Event summary combining transcript, slides, and related documents.

Logotype for Swiss Life Holding AG

H2 2024 earnings summary

3 Dec, 2025

Executive summary

  • Achieved strong full-year 2024 results, with net profit up 13% to CHF 1,261 million and return on equity at 16.6%, exceeding all key financial targets and completing the Swiss Life 2024 program.

  • Fee result rose 33% to CHF 875 million, within the target range; profit from operations up 20% to CHF 1,783 million.

  • Cash remittance to holding increased 14% to CHF 1.31 billion, with a payout ratio of 81% and a proposed dividend per share of CHF 35.00.

  • New CHF 750 million share buyback program launched in December 2024, following completion of prior buybacks.

  • Swiss Life 2027 program launched, focusing on customer and advisor growth, efficiency, and sustainability.

Financial highlights

  • Gross written premiums, fees, and deposits up 3% in local currency to CHF 20.3 billion; fee and commission income up 5% to CHF 2.5 billion.

  • Profit from operations increased 20% to CHF 1,783 million; net investment income rose to CHF 3,727 million, with direct investment yield at 2.9%.

  • Value of new business declined to CHF 460 million, with a margin of 3.6% of PVNBP.

  • Operating expenses (excluding variable costs) rose to CHF 2.1 billion; borrowing costs increased to CHF 146 million.

  • Extraordinary tax provision release of CHF 33 million positively impacted net profit.

Outlook and guidance

  • Swiss Life 2027 targets: fee result above CHF 1 billion, RoE 17–19%, cash to holding CHF 3.6–3.8 billion, payout ratio above 75%, and ambition to increase DPS.

  • Focus on expanding customer and advisor base, operational efficiency, and sustainability integration.

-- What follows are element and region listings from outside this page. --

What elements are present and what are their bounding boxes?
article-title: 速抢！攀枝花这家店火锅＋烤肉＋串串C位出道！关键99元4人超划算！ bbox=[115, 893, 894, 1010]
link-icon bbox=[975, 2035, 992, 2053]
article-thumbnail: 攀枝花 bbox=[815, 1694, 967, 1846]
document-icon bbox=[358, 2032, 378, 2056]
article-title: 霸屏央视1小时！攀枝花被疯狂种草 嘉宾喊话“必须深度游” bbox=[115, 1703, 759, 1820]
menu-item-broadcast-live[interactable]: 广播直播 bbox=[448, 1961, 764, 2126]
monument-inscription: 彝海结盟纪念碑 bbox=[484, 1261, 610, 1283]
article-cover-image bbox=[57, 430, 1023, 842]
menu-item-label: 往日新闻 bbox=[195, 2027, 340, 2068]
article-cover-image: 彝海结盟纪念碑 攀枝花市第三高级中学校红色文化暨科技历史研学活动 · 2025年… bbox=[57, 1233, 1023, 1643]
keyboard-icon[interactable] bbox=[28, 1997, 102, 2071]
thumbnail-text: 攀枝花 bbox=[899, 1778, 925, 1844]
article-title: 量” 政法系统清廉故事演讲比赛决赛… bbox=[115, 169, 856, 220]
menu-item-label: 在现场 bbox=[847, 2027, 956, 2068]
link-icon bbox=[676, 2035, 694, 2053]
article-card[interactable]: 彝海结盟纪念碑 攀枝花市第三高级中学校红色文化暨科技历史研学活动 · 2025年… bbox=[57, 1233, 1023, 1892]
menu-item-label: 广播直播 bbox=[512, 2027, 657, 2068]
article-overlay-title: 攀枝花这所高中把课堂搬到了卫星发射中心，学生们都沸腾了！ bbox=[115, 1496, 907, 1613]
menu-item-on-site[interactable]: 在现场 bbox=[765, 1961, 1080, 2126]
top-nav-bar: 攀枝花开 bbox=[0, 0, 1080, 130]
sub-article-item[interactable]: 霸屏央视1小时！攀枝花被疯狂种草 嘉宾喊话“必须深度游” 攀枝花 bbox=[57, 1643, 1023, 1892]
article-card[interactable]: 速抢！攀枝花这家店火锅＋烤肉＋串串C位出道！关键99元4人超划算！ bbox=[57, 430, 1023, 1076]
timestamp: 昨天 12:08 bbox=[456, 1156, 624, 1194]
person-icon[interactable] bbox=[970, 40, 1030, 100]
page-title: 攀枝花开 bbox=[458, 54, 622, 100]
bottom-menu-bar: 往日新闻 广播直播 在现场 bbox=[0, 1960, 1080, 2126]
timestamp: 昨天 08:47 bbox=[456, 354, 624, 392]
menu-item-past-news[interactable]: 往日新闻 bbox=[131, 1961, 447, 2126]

  • CSM release ratio expected to remain at or above 2024 levels; fair value changes in real estate anticipated to be higher in 2025.

  • Non-recurring income in asset management expected to average 25% of TPAM income from 2025–2027.

  • Normalized growth expected in French non-life after a one-time rebound in 2024; real estate portfolio mix optimization to continue.